First, validate and sanitize any value derived from authentication before use. For example, if you must include user information in a response, map it to a controlled allowlist rather than reflecting the raw username.
package main
import (
"net/http"
"strings"
"github.com/gorilla/mux"
)
// safeHandler demonstrates how to handle Basic Auth without exposing raw credentials in outputs.
func safeHandler(w http.ResponseWriter, r *http.Request) {
user, pass, ok := r.BasicAuth()
if !ok {
http.Error(w, "Unauthorized", http.StatusUnauthorized)
return
}
// Validate user against an allowlist or database; do not reflect raw user in output.
if !isValidUser(user) {
http.Error(w, "Forbidden", http.StatusForbidden)
return
}
// Use a sanitized identifier instead of the raw username.
safeID := sanitize(user)
// Example: generate a non-formulaic identifier for reporting.
w.Header().Set("Content-Type", "text/plain; charset=utf-8")
w.Write([]byte("Session token for " + safeID))
}
func isValidUser(user string) bool {
allowed := map[string]bool{"alice": true, "bob": true}
return allowed[user]
}
func sanitize(input string) string {
// Remove characters that could be used in formula injection.
return strings.ReplaceAll(input, "=", "_")
}
Second, when generating CSV, Excel, or other formula-capable formats, encode or escape values that could be interpreted as formulas. Prefix string values with an apostrophe or use proper escaping libraries to ensure that values starting with =, +, -, or @ are treated as text.
package main
import (
"encoding/csv"
"net/http"
"strings"
"github.com/gorilla/mux"
)
// exportHandler demonstrates safe CSV export with Basic Auth.
func exportHandler(w http.ResponseWriter, r *http.Request) {
user, _, ok := r.BasicAuth()
if !ok {
http.Error(w, "Unauthorized", http.StatusUnauthorized)
return
}
// Do not use raw user in formulas; sanitize before use.
safeUser := strings.ReplaceAll(user, "=", "_")

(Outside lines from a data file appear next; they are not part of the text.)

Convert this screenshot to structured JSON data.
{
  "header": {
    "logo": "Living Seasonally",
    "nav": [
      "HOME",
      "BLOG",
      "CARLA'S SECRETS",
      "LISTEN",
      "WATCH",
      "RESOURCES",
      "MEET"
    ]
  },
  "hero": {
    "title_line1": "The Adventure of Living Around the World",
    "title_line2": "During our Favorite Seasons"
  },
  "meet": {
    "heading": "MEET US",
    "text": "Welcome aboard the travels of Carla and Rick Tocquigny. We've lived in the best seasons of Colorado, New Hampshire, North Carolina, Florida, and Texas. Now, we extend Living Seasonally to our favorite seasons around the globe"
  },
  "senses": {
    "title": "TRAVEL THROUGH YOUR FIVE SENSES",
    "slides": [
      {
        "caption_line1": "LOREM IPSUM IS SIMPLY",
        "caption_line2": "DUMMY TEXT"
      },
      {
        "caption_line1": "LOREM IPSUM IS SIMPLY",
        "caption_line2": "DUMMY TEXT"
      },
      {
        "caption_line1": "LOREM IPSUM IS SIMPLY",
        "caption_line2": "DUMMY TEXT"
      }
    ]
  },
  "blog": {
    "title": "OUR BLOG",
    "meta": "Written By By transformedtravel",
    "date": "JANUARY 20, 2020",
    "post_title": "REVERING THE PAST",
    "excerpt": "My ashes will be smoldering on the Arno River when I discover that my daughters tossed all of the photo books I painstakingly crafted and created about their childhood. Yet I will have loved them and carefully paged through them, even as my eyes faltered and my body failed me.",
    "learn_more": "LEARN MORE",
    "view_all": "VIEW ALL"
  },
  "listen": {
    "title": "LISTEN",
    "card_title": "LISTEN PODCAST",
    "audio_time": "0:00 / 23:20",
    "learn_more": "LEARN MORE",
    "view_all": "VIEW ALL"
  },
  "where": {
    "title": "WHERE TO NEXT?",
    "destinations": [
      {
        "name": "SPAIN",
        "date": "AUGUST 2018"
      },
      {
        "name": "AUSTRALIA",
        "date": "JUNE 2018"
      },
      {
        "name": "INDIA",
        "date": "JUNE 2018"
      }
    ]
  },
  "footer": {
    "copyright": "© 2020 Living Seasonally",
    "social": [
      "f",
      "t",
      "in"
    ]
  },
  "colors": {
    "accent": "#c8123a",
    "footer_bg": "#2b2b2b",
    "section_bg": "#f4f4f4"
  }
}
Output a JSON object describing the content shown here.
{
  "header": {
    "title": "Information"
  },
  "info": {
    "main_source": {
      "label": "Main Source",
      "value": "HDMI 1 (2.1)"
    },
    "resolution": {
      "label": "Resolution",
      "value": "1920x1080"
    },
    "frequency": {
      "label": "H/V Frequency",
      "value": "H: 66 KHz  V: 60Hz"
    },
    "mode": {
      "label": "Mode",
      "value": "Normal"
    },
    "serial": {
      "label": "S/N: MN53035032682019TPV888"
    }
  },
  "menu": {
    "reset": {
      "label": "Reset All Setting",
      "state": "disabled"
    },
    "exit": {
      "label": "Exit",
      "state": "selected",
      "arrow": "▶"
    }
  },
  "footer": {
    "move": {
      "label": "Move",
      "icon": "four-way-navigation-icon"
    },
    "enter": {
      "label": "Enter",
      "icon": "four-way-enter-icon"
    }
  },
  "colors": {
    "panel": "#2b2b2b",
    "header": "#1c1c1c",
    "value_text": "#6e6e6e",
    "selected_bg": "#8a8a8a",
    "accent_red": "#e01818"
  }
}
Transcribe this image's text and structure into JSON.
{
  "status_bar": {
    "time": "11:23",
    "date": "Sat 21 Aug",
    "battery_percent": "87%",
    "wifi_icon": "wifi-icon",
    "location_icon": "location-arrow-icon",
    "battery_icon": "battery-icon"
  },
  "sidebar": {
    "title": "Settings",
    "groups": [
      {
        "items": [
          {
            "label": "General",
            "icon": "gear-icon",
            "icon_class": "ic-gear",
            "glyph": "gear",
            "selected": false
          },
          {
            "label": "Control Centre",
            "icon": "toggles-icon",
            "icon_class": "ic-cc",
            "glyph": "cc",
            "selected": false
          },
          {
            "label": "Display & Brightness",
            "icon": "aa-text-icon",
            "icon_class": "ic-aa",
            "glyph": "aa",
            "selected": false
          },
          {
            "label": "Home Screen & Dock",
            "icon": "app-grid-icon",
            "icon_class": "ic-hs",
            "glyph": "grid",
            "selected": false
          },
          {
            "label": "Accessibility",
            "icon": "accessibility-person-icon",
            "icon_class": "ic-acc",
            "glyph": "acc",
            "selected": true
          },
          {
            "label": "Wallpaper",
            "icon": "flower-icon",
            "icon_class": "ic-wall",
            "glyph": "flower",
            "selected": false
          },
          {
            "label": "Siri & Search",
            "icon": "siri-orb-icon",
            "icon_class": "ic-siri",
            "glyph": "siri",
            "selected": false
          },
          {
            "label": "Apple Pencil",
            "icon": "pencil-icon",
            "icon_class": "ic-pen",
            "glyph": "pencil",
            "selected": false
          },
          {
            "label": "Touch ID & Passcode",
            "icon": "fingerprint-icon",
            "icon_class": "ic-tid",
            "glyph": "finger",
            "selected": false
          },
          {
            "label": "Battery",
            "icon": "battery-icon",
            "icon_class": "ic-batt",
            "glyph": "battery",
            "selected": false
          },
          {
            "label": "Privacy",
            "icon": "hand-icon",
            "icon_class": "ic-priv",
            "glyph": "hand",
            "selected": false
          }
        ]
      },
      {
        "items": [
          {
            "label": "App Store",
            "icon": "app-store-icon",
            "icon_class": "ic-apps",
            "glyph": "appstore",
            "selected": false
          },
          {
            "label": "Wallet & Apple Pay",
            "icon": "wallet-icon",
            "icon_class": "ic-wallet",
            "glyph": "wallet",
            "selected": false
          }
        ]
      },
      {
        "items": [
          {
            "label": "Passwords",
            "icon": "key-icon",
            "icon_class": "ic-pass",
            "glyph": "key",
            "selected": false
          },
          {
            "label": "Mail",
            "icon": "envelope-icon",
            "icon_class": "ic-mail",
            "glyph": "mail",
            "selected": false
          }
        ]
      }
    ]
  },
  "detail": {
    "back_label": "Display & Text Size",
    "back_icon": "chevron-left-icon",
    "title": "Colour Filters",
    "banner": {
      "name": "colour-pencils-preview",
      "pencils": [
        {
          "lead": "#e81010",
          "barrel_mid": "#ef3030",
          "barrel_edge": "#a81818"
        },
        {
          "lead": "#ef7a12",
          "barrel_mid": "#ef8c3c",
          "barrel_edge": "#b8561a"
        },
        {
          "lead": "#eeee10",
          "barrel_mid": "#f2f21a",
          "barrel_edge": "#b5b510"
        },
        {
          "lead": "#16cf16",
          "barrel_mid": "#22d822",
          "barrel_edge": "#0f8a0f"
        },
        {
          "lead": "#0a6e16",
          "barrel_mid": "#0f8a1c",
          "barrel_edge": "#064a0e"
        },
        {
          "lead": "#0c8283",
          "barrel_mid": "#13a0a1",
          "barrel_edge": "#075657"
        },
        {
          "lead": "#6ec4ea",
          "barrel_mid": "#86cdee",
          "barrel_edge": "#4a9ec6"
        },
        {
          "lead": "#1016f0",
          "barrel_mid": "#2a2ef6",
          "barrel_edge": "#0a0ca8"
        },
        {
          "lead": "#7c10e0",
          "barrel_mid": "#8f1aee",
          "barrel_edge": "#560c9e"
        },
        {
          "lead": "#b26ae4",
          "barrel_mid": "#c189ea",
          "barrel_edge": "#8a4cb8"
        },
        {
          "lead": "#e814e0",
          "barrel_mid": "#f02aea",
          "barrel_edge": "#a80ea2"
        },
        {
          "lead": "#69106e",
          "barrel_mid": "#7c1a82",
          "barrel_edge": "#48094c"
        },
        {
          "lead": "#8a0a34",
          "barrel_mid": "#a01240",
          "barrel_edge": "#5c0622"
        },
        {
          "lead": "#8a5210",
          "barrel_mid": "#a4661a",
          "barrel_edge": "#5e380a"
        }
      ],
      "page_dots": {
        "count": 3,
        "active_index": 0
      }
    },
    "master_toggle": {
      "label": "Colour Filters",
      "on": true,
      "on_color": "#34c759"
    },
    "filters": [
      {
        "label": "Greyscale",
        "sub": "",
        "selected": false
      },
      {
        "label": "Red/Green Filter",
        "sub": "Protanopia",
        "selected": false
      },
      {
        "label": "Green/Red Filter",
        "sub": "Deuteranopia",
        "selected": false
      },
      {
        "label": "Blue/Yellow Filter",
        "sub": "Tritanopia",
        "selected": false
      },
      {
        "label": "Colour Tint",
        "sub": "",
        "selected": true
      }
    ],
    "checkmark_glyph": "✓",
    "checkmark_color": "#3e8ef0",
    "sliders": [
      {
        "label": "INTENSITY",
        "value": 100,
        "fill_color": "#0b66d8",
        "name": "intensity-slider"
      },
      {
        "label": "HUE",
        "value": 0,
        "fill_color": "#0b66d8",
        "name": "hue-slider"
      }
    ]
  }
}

w.Header().Set("Content-Type", "text/csv")
w.Header().Set("Content-Disposition", `attachment; filename="report.csv"`)
csvWriter := csv.NewWriter(w)
defer csvWriter.Flush()
// Header row
csvWriter.Write([]string{"user", "action"})
// Data row with sanitized user
csvWriter.Write([]string{safeUser, "exported"})
}
Third, prefer token-based or session-based authentication where possible, and avoid embedding credentials in URLs or downloadable artifacts. If you must use Basic Auth, enforce strict transport security (HTTPS) and avoid logging raw Authorization headers in a way that could lead to leakage in logs used for report generation.
Finally, integrate middleBrick into your workflow to detect these patterns. Use the CLI to scan your endpoints: middlebrick scan <url>, add the GitHub Action to fail builds if risky response patterns are detected, or run scans via the MCP Server from your AI coding assistant to catch formula-injection-prone routes before deployment.
Frequently Asked Questions
Can an authenticated attacker exploit Formula Injection if the username contains special characters?
= or + can alter formula behavior. Always sanitize and encode authentication-derived values before inclusion in downloadable files.